Position: Data/Scala/Spark Engineering Specialist
Location: NYC, NY
Duration; 12 Months
Face to Face interview required
We''re migrating complex on-prem regulatory reporting pipelines from a legacy ETL + Autosys + SQL + Teradata stack to a modern Databricks + Snowflake platform on Azure. The role is hands-on: design, implement, test, and reconcile production pipelines feeding regulatory reports under strict parity requirements.
Must-have
=
Scala / Spark — production experience writing Spark applications in Scala (not just notebooks); comfortable with the DataFrame API, joins, window functions, partitioning, and performance tuning
Databricks — Serverless compute, Unity Catalog, Asset Bundles, Databricks CLI
SQL fluency — confortable writing, analyzing and extracting requirements from complex SQL scripts
Snowflake — schema design, performance, Spark-Snowflake connector
Azure — ADLS, networking basics, secrets/identity (Entra ID / managed identities)

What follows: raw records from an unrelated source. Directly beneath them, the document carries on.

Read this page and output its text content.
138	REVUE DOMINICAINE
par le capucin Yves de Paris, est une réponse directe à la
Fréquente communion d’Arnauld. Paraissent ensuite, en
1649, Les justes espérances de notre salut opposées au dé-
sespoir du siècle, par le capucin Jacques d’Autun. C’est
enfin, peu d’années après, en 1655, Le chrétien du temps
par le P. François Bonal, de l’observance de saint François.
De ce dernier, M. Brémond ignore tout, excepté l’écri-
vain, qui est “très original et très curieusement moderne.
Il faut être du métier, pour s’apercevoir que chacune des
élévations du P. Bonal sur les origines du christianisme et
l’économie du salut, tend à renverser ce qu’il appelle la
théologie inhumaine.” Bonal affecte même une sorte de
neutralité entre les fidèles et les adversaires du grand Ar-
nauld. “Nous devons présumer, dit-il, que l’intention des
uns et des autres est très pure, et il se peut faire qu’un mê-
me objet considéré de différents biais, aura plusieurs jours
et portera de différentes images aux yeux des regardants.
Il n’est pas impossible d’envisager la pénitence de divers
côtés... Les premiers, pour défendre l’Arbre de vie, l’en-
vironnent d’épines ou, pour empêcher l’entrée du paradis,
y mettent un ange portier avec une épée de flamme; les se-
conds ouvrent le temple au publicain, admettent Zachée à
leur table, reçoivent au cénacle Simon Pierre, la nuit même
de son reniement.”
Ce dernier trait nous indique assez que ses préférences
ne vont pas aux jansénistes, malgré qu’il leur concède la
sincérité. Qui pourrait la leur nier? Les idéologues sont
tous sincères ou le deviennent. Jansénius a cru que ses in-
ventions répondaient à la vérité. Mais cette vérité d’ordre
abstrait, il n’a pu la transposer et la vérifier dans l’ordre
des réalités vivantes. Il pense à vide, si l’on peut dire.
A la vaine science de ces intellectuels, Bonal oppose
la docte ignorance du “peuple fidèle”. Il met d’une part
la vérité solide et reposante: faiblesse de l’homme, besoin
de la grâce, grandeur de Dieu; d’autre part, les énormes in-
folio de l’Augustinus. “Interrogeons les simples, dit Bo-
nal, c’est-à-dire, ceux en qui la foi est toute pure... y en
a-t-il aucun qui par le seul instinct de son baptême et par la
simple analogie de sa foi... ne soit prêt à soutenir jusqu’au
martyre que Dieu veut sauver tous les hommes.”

Orchestration — Airflow (DAG authoring, sensors, retries, SLAs)
CI/CD — Artifactory, GitHub Actions pipelines: build, sharded test matrices, artifact promotion through dev → QA → UAT → prod
Testing — Experience in TDD, writing unit tests (ScalaTest, AnyFlatSpec) and BDD (Concordion or equivalent)
Data quality & reconciliation — building automated parity checks against legacy outputs, drift detection, row-level reconciliation tooling
Large-scale migrations — proven track record migrating legacy ETL (Autosys/Informatica/etc.) to cloud data platforms, including dependency mapping and cutover planning
Modern data engineering practices — medallion architecture (Bronze/Silver/Gold), idempotent pipelines, schema evolution, lineage, observability
Nice-to-have
Financial services / regulatory reporting domain
Python (Databricks utilities, tooling)
Spec-driven development workflows (specs → plans → tasks → implementation)
Gradle (composite builds) and JVM tooling.